Peu avant que leurs routes ne se séparent, Eir avait sauvé la vie du mercenaire qui était alors blessé. Elle ne l’avait pas fait pour une quelconque récompense, mais par amitié, et par affection. Elle le savait marié, mais elle et Calion avaient entretenu une relation amoureuse, la seule qui ait vraiment compté jusque là pour l’enchanteresse. Pour la remercier, il avait promis à Eir qu’il lui donnerait ce qu’il avait déjà et dont il ignorait encore l’existence. Il avait fait cette promesse sans savoir que sa femme était enceinte d’un petit garçon.
«
Tu aurais dû venir le voir. Il est ta destinée, il est ton enfant surprise. Aujourd’hui, il est adulte et j’ignore ce qu’il fait pour survivre étant donné que ma femme a refusé de me laisser le voir grandir à cause de cette promesse. »
Eir avait toujours détesté les enfants et le fait de ne pas être capable de procréer ne lui avait jamais posé de problème car elle ne voulait pas d’enfant elle-même. Il était alors hors de question de clamer un quelconque droit sur un enfant qui n’était pas le sien, alors elle avait évité durant trente ans de croiser la route de son ancien amant ou de l’enfant qui lui était destiné.
«
Il faut croire que la destinée ne s’intéresse pas aux magiciennes comme moi. Tout autant que je t’ai aimé Calion, je n’ai jamais demandé quoique ce soit. »

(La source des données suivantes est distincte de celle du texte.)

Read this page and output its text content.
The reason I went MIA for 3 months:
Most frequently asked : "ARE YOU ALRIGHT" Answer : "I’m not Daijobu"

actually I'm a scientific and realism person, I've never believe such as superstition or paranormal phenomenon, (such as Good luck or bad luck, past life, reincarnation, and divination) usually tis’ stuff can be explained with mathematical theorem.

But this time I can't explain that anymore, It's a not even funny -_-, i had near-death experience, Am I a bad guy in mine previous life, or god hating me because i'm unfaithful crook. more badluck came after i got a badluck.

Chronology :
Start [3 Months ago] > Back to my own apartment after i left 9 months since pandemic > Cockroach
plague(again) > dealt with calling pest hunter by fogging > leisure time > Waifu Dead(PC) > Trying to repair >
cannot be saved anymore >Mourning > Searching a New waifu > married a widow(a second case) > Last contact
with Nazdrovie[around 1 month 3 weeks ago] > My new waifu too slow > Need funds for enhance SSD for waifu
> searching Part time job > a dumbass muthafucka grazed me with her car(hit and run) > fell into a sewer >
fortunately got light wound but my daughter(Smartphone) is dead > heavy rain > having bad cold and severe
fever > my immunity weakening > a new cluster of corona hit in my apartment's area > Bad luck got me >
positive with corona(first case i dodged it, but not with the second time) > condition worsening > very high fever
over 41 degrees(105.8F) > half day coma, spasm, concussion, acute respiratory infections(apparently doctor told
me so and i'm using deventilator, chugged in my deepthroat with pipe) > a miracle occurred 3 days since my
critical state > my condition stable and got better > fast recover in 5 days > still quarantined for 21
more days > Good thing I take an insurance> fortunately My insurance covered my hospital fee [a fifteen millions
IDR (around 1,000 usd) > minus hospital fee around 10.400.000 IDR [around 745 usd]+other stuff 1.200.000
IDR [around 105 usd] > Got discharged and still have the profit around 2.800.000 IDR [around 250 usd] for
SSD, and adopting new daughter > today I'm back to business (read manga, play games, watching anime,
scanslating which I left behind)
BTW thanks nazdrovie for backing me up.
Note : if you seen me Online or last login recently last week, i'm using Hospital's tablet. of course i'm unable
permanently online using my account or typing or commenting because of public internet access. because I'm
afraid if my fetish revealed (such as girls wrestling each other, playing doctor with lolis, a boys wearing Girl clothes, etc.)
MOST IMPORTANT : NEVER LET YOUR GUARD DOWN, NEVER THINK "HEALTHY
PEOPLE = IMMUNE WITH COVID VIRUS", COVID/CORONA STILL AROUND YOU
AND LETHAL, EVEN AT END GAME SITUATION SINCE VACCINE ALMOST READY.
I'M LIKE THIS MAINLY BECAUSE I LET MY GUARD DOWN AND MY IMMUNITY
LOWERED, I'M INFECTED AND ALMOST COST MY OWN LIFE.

Les deux anciens amants discutèrent pendant des heures, toute la nuit durant, et l’homme expliqua qu’il était malade et qu’il n’était qu’une question de jours voire de semaines avant qu’il ne soit rattrapé par la mort.
«
J’étais heureuse de te revoir. »
C’était ce à quoi elle était réellement destinée. Des rencontres de mortels, de personnes vieillissant alors qu’elle était intemporelle. Elle ne pouvait s’accrocher à un amant ou à un enfant, car elle savait parfaitement qu’elle finirait par les voir mourir à un moment donné.
☽☽☽
Une nouvelle fois, Nilfgaard déclare la guerre aux Royaumes du Nord. Une annonce qui provoqua un large frisson dans le dos de la magicienne qui était fatiguée de ces guerres, fatiguée de voir tous ces innocents mêlés contre leur gré aux ambitions de la Flamme Blanche et de l’incapacité des Royaumes nordiques. Elle ne sait où se placer, elle ne sait que faire, fâchée contre la Loge, contre ses anciennes sœurs, par extension, mais désireuse de vivre dans un monde meilleur. Elle ne sait pas si elle restera éternellement à Novigrad à tenter de vivre une vie cachée ou si elle finira par apporter sa pierre à l’édifice.